I am new to Verilog, I was trying to write a simple code but I am not sure how to do it in a expert way. I have a 12 bit register "data", each bit of that register have a specific value. e.g.
Bit 0 = 12;
Bit 1 = 16;
Bit 2 = 33;
......
Bit 11 = 180;
Now if any bit of "data" register is 1 then the result should be the sum of all value that coresponds to that bit value. e.g.
data = 12'b100000000101
result = 225 (180+33+12)
Right now i am checking each bit of data, if it is 1 then i register that corresponding value and add it to previous registered value. This method takes number of cycles. How can i do it in a fast way in verilog.
thank you
It depends on what you mean by "fast". Presumably you mean time, but remember that time=cycles/frequency - reducing the number of cycles will often reduce the maximum frequency your circuit can operate at.

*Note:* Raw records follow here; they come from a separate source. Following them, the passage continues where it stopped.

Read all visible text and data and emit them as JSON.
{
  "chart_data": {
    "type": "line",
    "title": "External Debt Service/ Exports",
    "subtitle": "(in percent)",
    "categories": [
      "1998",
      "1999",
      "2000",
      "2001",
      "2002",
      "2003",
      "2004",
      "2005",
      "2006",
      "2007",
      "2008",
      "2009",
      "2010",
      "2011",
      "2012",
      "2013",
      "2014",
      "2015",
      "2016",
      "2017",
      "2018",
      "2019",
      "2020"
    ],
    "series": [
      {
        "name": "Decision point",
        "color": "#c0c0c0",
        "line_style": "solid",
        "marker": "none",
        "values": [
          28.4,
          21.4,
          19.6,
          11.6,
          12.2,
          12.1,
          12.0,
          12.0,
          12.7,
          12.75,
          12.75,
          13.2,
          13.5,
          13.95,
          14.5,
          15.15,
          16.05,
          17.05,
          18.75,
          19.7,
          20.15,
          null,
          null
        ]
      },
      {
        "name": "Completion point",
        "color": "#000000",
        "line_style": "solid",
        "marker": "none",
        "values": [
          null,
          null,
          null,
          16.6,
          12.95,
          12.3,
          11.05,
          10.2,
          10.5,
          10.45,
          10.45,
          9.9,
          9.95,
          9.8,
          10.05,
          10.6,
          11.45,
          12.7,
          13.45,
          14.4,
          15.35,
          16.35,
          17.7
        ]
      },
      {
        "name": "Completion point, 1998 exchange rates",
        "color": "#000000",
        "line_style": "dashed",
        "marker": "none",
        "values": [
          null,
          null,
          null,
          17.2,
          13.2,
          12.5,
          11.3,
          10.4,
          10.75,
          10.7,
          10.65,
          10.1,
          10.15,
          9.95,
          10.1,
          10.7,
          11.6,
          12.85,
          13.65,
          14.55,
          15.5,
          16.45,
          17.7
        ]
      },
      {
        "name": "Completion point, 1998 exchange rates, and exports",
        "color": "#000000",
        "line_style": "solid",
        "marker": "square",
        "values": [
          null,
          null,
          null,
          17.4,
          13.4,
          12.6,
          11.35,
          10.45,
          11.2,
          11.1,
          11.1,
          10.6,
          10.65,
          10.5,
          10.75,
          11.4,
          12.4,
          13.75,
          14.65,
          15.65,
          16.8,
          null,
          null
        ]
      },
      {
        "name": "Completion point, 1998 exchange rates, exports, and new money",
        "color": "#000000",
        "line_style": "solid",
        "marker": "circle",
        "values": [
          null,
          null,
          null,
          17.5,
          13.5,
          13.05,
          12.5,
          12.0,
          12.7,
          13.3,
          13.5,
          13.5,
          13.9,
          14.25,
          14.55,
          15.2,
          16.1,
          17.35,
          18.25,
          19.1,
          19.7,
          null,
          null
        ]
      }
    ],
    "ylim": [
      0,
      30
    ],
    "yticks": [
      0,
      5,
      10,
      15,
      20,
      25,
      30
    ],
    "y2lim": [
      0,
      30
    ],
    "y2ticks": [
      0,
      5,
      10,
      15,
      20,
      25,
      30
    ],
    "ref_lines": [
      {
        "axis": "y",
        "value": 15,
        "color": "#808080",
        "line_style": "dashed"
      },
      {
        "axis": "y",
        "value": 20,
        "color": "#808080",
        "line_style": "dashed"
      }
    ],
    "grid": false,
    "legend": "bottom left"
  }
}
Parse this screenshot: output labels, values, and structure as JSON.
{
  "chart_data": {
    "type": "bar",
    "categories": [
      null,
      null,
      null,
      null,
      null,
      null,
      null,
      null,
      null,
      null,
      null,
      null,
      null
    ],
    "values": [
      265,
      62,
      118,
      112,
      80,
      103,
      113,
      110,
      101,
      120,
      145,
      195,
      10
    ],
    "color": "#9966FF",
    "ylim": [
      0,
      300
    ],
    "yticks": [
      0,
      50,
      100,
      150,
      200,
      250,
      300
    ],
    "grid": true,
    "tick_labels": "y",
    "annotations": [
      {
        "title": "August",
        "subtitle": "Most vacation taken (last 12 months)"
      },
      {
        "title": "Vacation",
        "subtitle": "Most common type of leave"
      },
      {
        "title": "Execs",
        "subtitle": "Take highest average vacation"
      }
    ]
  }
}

For example, here's a circuit that does the entire add in one cycle:
always@(*) begin
tempsum = 0;
tempsum = tempsum + (data[0]? 12:0);
tempsum = tempsum + (data[1]? 16:0);
tempsum = tempsum + (data[2]? 33:0);
//...
end
always@(posedge clock)
result <= tempsum;
If you synthesized this circuit, you'd see a long chain of adders. In could calculate the result in a single cycle, but would have a long critical path, and therefore have a lower fMax. Whether this would be "faster" is impossible to know until you synthesize it (there are too many factors to guess).
A better multi-cycle approach could be to use a tree, i.e.:
reg [31:0] sum [29:0];
always @ (posedge clock) begin
// level 0
sum[0] <= (data[0]? 12:0) + (data[1]? 16:0);
sum[1] <= (data[2]? 33:0) + (data[3]? 40:0);
// ...
sum[15] <= (data[30]? 160:0) + (data[31]? 180:0);
// level 1
sum[16] <= sum [0] + sum [1];
sum[17] <= sum [2] + sum [3];
// ...
sum[23] <= sum [14] + sum [15];
// level 2
sum[24] <= sum [16] + sum [17];
sum[25] <= sum [18] + sum [19];
// ...
// level 3
sum[28] <= sum [24] + sum [25];
sum[29] <= sum [26] + sum [27];
result <= sum [28] + sum [29];
end
All that said, ultimately the "fastest" approach will also depend on the other requirements of your system, what you're implementing it on, etc.